In the plane were 25-year-old Rhoads, 36-year-old pilot Andrew Aycock and 58-year-old hairdresser Rachel Youngblood.

“They had been on a plane and the plane had crashed,” Sarzo says. “One or two inches lower, it would have crashed into the bus, and we would have blown up right there.”

While the exact details of how the plane crashed are unclear, their fate was certain. “I don't know what the hell happened that killed them, but everyone died on the plane,” Osbourne says.

The mother of Randy Rhoads, Delores Rhoads, along with (L-R) Zakk Wylde, Ozzy Osbourne, Yngwie Malmsteen, Sharon Osbourne and Rudy Sarzo attend the ceremony in which the guitarist was honored posthumously and inducted into the Hollywood Rockwalk on March 18, 2004, in Hollywood, California

The mother of Randy Rhoads along with (L-R) Zakk Wylde, Ozzy Osbourne, Yngwie Malmsteen, Sharon Osbourne and Rudy Sarzo attend the ceremony in which the guitarist was honored posthumously and inducted into the Hollywood Rockwalk on March 18, 2004, in Hollywood, California

Osbourne still feels guilty about the crash

The effect of the cast on Osbourne’s life was tremendous, especially losing such a cherished friend and musical partner. “I lost a dear friend in my life — I miss him terribly,” Osbourne admits. “I just bathed my wounds with alcohol and drugs.”
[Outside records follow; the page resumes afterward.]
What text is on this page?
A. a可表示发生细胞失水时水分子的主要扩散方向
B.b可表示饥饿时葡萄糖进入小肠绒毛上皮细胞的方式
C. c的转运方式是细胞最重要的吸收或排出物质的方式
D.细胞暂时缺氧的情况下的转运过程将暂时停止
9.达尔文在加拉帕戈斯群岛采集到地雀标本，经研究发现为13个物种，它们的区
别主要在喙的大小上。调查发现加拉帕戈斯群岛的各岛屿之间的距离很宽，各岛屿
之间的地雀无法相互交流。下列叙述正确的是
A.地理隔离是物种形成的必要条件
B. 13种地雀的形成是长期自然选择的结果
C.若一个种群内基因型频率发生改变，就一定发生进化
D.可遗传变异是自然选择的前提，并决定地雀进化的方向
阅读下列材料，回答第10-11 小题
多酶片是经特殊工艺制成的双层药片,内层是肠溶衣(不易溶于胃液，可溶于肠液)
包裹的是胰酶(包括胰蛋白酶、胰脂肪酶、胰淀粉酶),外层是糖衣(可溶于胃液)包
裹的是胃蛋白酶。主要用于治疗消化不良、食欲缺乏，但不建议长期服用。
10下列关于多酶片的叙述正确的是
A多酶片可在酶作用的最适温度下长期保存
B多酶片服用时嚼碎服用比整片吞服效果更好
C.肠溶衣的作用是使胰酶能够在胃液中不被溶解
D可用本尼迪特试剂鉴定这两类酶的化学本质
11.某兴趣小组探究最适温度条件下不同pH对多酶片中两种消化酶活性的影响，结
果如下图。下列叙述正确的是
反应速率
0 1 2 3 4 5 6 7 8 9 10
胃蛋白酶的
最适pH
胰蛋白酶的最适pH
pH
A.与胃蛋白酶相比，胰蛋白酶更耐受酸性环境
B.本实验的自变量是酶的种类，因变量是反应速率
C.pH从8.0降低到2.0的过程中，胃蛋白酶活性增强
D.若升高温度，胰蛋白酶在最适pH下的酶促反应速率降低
Sarzo says that the stakes for Sharon’s job also became greater since she didn’t just have to keep the singer from drugs and alcohol, but “doing damage to himself” as well.

In every sense of the word, Rhoads had been “everything” to Osbourne, his wife says. “Ozzy still to this day feels guilty. ‘If only I was awake, I would never have let him get on that plane.’ And, you know, it's something that Ozzy lives with,” she reveals.

After that, every show became a tribute to the guitarist whose life was cut so short — and even though Osbourne eventually continued on to decades of success and even television stardom, the crash still weighs on him.

“The day that Randy Rhoads died was the day a part of me died,” he says.